The problem here is that mentoring is seen in so many different ways and each organisation has a different view of what mentoring is and how it should be conducted. What most mentoring programme managers do agree on is that mentoring is informal.
By its very nature, mentoring expectations and requirements are often set by the mentor and mentee. Adding formal structure, process and learnings to a mentoring relationship can quickly turn it into coaching and training - this is not mentoring.
Mentors act as guides and support posts; a mentee can turn to them when faced with a workplace challenge, needing more general advice on career progression, industry experience and additional support areas.
So, how does an organisation capture this data and turn it into measurable success insights? Well, mentoring programmes and technologies out there can help individuals to add goals and targets to their own mentoring relationship, as well as allowing assigned mentors to add additional goals and schedule in meetings.
67% of people with a mentor stayed with the organisation for three years longer than those who didn’t.
This technology allows organisations to report on goals setup vs goals completed and meetings scheduled in. The same technologies also support mentor rating and feedback systems, which in turn can feed additional reporting data into company directors and managers.

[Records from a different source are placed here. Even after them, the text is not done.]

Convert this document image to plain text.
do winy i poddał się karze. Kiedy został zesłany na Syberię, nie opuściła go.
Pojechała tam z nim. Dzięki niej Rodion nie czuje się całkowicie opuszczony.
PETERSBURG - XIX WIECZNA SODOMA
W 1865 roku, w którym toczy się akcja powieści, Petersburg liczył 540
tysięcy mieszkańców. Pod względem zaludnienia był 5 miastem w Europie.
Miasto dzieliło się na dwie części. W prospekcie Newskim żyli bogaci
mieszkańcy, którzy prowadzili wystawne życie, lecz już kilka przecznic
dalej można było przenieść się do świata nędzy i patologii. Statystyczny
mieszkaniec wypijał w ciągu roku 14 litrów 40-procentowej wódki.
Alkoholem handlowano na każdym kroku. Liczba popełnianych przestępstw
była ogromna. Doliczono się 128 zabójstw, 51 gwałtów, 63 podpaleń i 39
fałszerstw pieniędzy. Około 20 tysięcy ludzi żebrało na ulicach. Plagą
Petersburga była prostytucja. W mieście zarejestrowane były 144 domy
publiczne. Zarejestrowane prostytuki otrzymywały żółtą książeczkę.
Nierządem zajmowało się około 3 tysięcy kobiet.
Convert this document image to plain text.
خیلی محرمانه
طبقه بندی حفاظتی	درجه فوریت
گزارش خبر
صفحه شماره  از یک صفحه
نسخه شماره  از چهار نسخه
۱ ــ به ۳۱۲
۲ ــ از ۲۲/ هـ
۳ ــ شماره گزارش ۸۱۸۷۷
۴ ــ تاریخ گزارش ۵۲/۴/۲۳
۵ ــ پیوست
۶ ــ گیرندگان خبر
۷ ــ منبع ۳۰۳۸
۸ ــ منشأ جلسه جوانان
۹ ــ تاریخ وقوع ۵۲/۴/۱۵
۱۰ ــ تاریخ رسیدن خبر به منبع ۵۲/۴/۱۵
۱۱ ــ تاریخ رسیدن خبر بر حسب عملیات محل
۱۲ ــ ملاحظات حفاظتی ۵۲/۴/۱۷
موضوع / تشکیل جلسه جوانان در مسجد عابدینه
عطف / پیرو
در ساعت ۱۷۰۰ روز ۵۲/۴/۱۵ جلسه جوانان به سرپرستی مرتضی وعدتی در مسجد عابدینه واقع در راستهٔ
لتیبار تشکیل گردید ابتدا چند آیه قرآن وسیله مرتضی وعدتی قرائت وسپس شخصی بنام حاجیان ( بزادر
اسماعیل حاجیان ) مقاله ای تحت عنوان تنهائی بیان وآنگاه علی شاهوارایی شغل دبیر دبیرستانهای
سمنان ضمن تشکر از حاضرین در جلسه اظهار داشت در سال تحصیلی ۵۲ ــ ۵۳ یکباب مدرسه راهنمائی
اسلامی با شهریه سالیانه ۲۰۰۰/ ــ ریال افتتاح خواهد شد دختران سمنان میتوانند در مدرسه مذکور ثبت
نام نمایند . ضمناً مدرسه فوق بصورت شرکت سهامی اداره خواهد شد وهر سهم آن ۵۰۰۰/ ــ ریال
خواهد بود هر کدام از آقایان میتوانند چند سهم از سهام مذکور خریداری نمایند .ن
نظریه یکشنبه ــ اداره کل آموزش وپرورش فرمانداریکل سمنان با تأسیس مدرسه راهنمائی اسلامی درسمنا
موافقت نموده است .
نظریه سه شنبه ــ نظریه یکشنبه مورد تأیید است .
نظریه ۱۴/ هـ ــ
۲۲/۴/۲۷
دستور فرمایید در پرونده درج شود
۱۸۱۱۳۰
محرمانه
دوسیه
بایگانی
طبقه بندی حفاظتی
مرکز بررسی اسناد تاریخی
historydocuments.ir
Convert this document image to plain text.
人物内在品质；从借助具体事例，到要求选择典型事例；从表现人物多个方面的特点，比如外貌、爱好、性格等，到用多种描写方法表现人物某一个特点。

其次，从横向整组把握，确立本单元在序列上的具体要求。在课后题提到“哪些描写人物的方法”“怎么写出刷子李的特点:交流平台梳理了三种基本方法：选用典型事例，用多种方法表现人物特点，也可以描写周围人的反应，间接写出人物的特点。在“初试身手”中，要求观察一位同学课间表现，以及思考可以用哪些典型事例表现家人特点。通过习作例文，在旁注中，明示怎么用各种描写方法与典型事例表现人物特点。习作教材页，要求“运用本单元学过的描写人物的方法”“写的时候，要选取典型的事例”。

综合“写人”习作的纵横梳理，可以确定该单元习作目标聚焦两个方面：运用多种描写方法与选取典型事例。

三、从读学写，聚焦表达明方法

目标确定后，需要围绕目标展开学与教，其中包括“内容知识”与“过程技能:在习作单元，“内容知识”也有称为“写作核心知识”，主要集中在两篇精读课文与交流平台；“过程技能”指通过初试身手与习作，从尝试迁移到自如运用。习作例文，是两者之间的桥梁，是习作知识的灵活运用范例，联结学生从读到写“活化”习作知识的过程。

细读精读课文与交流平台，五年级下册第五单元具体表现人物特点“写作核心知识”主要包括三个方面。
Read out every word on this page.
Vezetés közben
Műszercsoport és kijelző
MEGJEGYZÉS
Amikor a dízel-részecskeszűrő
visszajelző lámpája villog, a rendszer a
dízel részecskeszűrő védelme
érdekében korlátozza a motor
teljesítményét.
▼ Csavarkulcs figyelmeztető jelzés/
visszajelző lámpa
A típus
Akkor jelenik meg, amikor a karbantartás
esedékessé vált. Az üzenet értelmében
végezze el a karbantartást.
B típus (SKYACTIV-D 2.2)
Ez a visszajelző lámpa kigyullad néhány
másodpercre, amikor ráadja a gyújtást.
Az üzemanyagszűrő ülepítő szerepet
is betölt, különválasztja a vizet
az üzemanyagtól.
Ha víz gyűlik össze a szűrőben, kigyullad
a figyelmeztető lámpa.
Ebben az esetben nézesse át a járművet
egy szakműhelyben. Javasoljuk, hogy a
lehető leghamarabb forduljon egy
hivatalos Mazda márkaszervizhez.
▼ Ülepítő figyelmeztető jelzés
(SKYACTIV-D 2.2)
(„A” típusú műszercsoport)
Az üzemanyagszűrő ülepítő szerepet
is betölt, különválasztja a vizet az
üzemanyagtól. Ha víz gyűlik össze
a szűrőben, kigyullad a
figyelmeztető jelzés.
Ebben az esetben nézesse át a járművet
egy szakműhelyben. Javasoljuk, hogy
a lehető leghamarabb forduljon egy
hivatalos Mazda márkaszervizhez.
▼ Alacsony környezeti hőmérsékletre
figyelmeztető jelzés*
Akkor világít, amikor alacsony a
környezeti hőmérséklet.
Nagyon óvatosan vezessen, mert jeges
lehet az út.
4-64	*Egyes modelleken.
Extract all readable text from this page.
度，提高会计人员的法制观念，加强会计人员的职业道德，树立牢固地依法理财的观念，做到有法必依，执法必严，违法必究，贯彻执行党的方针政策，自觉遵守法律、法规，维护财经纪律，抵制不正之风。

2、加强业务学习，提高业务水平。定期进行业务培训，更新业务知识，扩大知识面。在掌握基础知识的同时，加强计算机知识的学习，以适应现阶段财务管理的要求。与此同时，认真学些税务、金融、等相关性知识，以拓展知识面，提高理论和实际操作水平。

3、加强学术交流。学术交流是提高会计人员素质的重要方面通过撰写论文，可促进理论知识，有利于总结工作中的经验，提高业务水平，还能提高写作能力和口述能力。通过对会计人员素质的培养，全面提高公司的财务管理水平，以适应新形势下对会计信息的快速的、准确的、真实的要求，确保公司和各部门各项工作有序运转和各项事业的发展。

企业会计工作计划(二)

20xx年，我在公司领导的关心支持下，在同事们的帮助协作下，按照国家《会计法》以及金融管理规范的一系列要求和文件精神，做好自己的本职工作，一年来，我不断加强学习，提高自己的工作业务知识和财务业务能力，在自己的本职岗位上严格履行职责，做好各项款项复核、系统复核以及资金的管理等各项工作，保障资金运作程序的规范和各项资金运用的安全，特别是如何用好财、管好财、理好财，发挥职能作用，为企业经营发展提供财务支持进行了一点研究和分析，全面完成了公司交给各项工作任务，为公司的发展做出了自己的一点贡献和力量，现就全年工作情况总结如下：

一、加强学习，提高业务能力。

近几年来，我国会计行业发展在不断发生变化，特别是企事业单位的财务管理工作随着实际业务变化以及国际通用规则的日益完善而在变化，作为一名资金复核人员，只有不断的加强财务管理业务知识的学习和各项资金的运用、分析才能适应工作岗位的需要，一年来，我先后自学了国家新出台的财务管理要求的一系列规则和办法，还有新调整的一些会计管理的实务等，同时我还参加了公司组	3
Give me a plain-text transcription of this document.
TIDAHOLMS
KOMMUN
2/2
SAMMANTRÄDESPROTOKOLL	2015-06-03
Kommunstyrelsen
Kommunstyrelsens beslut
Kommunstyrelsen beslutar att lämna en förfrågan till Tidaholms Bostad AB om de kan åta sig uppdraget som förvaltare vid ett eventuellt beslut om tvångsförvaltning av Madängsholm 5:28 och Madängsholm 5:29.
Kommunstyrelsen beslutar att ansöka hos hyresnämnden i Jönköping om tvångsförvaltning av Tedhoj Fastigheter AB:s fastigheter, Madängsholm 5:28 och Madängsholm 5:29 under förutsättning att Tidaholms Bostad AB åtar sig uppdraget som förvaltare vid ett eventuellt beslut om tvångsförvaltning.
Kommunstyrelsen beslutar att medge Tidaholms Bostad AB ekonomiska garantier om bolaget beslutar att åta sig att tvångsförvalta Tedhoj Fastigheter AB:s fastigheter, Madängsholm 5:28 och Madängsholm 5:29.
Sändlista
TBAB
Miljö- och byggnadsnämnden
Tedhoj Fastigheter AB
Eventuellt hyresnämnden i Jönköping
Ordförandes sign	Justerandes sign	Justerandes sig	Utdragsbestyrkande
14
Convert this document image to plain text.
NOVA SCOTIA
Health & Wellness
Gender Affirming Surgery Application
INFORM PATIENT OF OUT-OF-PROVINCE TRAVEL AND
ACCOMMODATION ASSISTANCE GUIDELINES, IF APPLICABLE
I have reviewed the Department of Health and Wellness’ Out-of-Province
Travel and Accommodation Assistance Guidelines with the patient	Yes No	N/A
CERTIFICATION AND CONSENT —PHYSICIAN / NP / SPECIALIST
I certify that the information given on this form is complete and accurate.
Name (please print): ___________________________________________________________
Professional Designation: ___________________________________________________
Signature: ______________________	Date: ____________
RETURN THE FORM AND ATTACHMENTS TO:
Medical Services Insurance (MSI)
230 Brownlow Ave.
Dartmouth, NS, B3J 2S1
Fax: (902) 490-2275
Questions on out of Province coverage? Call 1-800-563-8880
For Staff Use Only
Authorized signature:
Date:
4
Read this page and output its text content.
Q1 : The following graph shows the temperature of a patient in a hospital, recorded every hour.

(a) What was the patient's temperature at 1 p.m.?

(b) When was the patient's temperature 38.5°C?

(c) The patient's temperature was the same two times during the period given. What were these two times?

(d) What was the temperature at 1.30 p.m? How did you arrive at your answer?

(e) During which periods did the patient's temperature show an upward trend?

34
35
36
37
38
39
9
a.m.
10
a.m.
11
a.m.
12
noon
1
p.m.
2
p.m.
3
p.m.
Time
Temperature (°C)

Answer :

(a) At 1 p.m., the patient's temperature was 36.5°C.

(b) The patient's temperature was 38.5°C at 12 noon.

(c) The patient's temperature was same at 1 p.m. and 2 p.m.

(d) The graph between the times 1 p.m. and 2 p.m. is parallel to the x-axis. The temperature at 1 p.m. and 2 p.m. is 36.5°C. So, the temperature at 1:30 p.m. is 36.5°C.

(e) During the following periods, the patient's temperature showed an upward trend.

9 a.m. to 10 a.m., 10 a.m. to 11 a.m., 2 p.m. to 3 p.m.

Finally, data based on employee retention can be fed into these programmes, in order to see mentoring effectiveness. An example here would be: 67% of people with a mentor stayed with the organisation for three years longer than those who didn’t.
With the increase of mentoring programmes and the rise of technological solutions, how are you using them to help your organisation? If you aren’t yet doing so, perhaps you should consider using mentoring platforms and technology to scale up your offering to employees.